Cluster Installation#

  1. The default config.yaml values are sufficient to run the reference applications in a basic configuration. Edit the file to enable persistent storage or configure a load balancer as these features are disabled by default.

    Other settings allow you to override the default selection of SR-IOV network interfaces, configure basic GPU time slicing using a single value, change the shared memory and hugepages configuration, or disable platform monitoring, as needed.

  2. Run the automation using the following command:

    ANSIBLE_LOG_PATH=./install_$(date +'%Y%m%d_%H%M%S').log ansible-playbook h4m_playbook.yaml -e action=install -e "NGC_API_KEY=<API-KEY>" -vv
    

    where:

    • <API-KEY> is an NGC API Key (legacy NGC API keys are not supported)

    • The -vv flag enables verbose output for debugging. You can change it to -v for less detail or -vvv or -vvvv for increasingly more detailed logs.

    Important

    • During the installation process, you will be required to input the password for sudo access.

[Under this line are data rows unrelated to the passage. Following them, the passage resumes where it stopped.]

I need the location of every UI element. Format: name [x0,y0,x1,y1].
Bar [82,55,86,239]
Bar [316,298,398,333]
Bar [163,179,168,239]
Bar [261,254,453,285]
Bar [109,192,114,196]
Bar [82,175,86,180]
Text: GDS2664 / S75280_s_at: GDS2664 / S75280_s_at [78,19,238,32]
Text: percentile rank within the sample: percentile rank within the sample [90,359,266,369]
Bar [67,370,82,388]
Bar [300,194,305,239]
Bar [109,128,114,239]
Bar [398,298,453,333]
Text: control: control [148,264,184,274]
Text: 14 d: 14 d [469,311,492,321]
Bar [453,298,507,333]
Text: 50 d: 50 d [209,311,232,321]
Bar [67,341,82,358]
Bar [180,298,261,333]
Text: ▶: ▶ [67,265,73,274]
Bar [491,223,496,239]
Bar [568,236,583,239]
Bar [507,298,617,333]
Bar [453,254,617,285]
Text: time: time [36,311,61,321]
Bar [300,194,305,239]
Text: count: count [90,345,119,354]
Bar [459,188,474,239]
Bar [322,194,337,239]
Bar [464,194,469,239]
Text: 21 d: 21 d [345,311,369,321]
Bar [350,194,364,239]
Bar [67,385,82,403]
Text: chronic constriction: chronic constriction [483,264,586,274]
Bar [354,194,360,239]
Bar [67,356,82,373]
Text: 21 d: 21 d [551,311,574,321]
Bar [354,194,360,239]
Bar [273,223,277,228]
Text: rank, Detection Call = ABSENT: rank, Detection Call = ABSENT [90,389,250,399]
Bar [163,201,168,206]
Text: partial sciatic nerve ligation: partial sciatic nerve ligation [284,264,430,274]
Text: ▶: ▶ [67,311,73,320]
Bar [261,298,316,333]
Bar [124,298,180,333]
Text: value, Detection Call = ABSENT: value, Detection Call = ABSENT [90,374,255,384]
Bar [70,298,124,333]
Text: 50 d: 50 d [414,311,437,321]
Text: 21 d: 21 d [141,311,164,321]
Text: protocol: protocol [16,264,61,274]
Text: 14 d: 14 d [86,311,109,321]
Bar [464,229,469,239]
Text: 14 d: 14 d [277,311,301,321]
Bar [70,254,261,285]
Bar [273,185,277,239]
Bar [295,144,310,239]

    • If the playbook fails to run with the following message, reboot and rerun the playbook:

      TASK [Show message if reboot failed] **************************************
      ok: [localhost] = {
         "msg": "Reboot failed. Please manually reboot the system and try again."
      }
      
    • If the system gets rebooted after applying the SR-IOV Network Node Policy, you need to complete some tasks after the reboot.

      TASK [Apply the SR-IOV Network Node Policy] ******************************************************************************************************************
      changed: [localhost]
      
      TASK [Wait for NIC Resources to be ready] ********************************************************************************************************************
      FAILED - RETRYING: [localhost]: Wait for NIC Resources to be ready (10 retries left).
      FAILED - RETRYING: [localhost]: Wait for NIC Resources to be ready (9 retries left).
      FAILED - RETRYING: [localhost]: Wait for NIC Resources to be ready (8 retries left).
      

      Allow some time for the system to reboot and all components to fully initialize. Run the below command to complete the remaining tasks:

      ANSIBLE_LOG_PATH=./install_$(date +'%Y%m%d_%H%M%S').log ansible-playbook h4m_playbook.yaml -e action=install --start-at-task="Wait for NIC Resources to be ready" -vv
      

Cluster Uninstallation#

To uninstall, run:

ANSIBLE_LOG_PATH=./uninstall_$(date +'%Y%m%d_%H%M%S').log ansible-playbook h4m_playbook.yaml -e action=uninstall --ask-become-pass -vv

After uninstalling, it is important to reboot the system to completely remove any components loaded by CNS.